July 12, 2017 is the 200th birthday of Henry David Thoreau, the godfather of the Green movement, the original proponent of civil disobedience, a likely virgin and one of the world’s great aphorists.
Like many others, I first real “Walden” in high school, and found it inscrutable. I reread it in college and was inspired by the themes of independence, simplicity and naturalism. I thought it might change my life, but alas, it didn’t really. Or at least not too much.
And then as a worldlier adult I read it a third time and found myself vaguely annoyed at the impracticality of it all. It’s all well and good for Thoreau to live simply because modern capitalistic society has made it possible for someone to easily acquire the basic necessities of life. Five hundred years ago a person living in the woods alone would have spend all his time growing and hunting food and would have no time for writing books.
(My very dog-eared copy of Walden from high school)
It’s probably not useful today, if indeed, if ever was, to look at “Walden” as a practical guide to living. However, it is a remarkable self-help book. His exhortations to simplify your life, to stop chasing material wealth and to get more in tune with the natural world are more important today than ever before.
Walden Pond itself has been a place of pilgrimage over the years and I’ve been there twice myself. Both times the site of Thoreau’s cabin was represented by some stone markers, although I understand an actual replica cabin has since been constructed.
(This was the site of the cabin in 1980)
(Here’s the cabin today)
Whatever you think about Thoreau’s philosophy, there’s no denying he is a remarkable writer. Walden is full of beautiful inspiring language. Almost every page has a sentence worth underlining (and having read the same volume three times, there is plenty of underlining in my copy.) Here are some of my favorite quotes from Walden. It would not be hard to assemble twice as many from his other writings.

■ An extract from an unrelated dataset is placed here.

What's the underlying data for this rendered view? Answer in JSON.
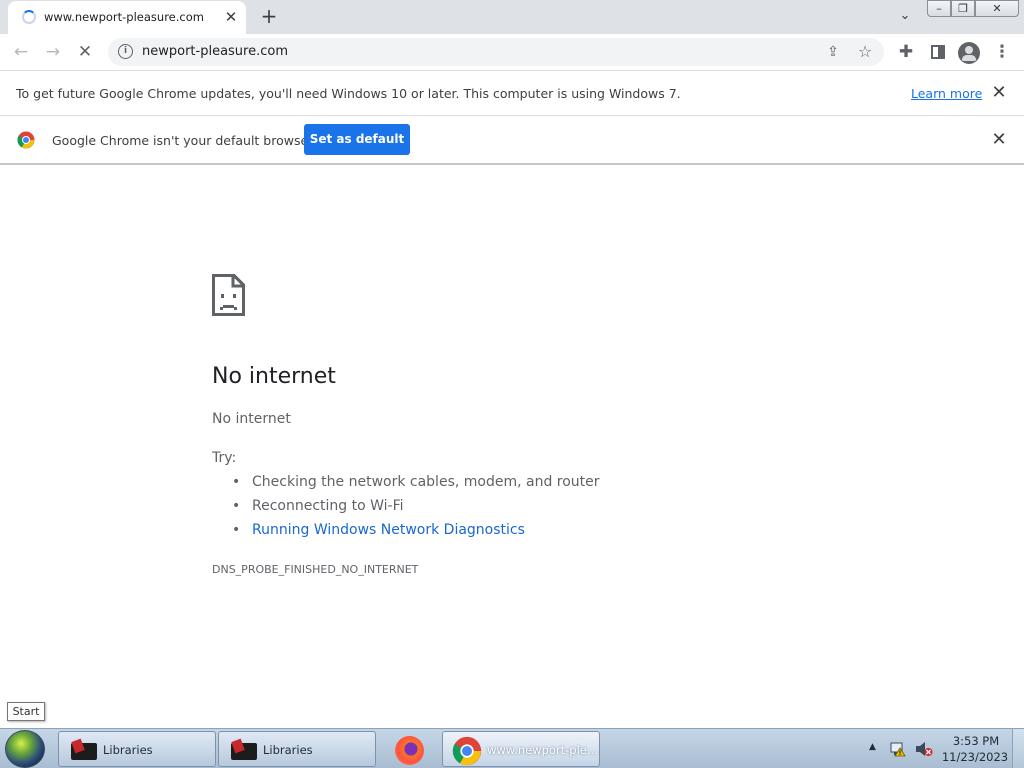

- The mass of men lead lives of quiet desperation, and go to the grave with the song still in them.
- Why should we be in such desperate haste to succeed, and in such desperate enterprises? If a man does not keep pace with his companions, perhaps it is because he hears a different drummer.
- I went to the woods because I wished to live deliberately, to front only the essential facts of life, and see if I could not learn what it had to teach, and not, when I came to die, discover that I had not lived.
- I would rather sit on a pumpkin, and have it all to myself, than be crowded on a velvet cushion.
- However mean your life is, meet it and live it; do not shun it and call it hard names. It is not so bad as you are. It looks poorest when you are richest. The fault-finder will find faults even in paradise. Love your life, poor as it is. You may perhaps have some pleasant, thrilling, glorious hours, even in a poorhouse.
- As if you could kill time without injuring eternity.
- Live in each season as it passes; breathe the air, drink the drink, taste the fruit, and resign yourself to the influence of the earth.
- Time is but the stream I go a-fishing in. I drink at it; but while I drink I see the sandy bottom and detect how shallow it is. Its thin current slides away, but eternity remains.
- A man is rich in proportion to the number of things which he can afford to let alone.
- Only that day dawns to which we are awake. There is more day to dawn. The sun is but a morning star.
- Simplicity, simplicity, simplicity! I say, let your affairs be as two or three, and not a hundred or a thousand; instead of a million count half a dozen, and keep your accounts on your thumb nail.
- Most of the luxuries and many of the so-called comforts of life are not only not indispensable, but positive hindrances to the elevation of mankind.